Six months into the co-op program, I finally gave up. The separations hadn’t gotten any easier, and my son really didn’t want to be there. He needed more time and a smoother transition. Now, at four years old, he mostly runs off to play when he gets to his preschool at the Nature and Science Center. Sometimes, though, he still needs some extra love and attention. With my third child, I don’t know what to expect. This, at least, I have learned.

 

It is disorienting to enter the unknown, but it is also dramatically life-affirming. I remind myself not to lose that aliveness just to gain some false security when I think I know the answers. I come back to the lesson of beginner’s mind again and again.

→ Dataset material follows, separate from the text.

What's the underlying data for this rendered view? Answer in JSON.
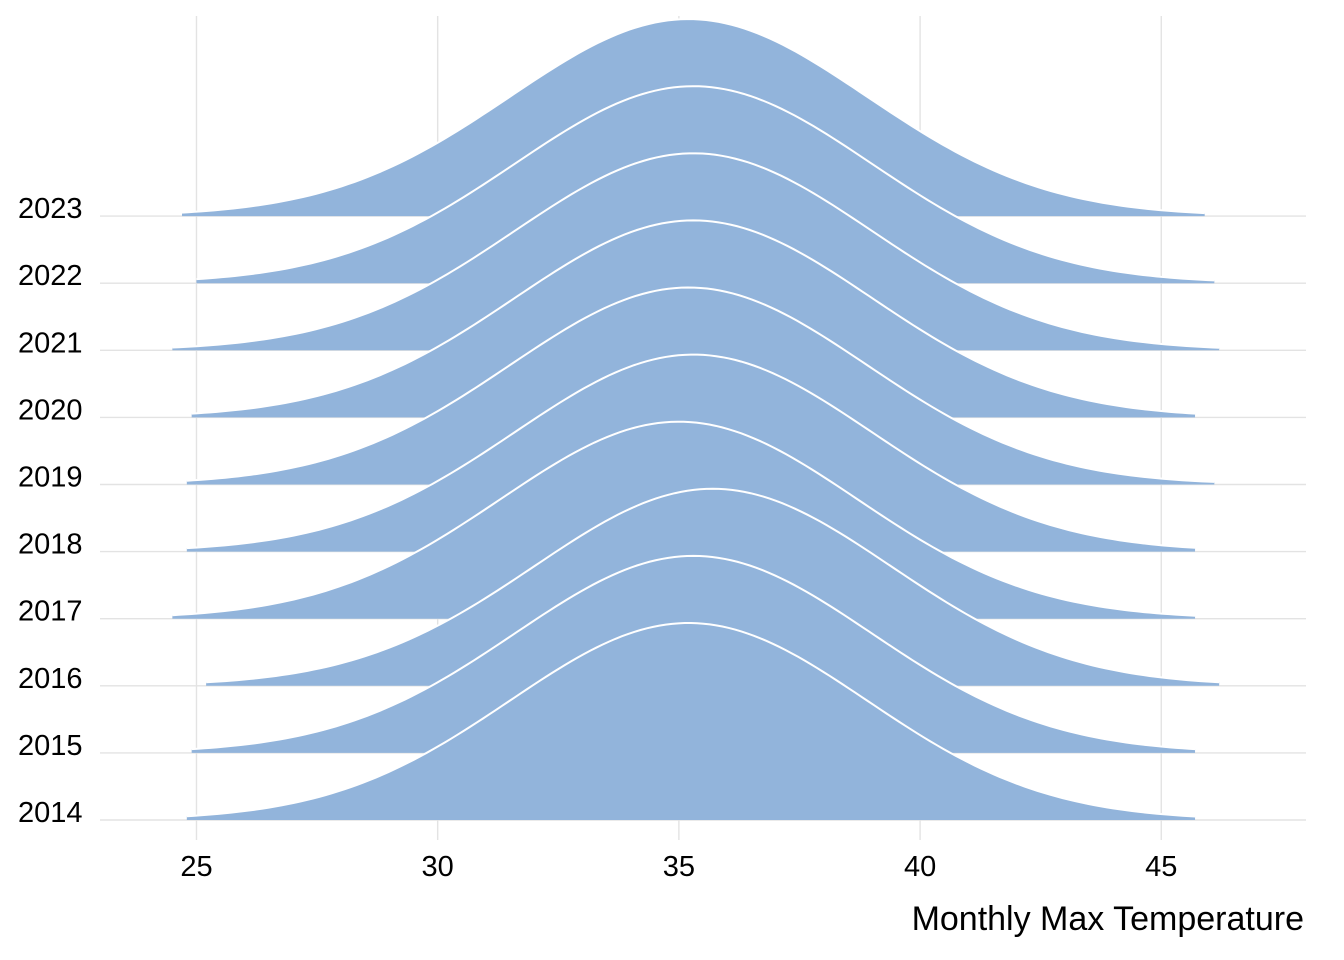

I watch friends have babies and learn to bite my tongue when I see them doing things that didn’t work for me. Who am I to say what makes sense for their families? I watch my children experiment and try not to lead their way, even when I think I can predict the outcome. If their ideas fail, they will learn something from the experience of making a mistake. And who knows, maybe I will be surprised at what they discover.

 

Sometimes, as my older son loves to tell me, I am not right. What an exhilarating realization for a child! My mom and dad are not always right. It’s something I need to remember about myself, too, because it opens up the possibility of learning something new and of not missing out on what is truly unique about each moment.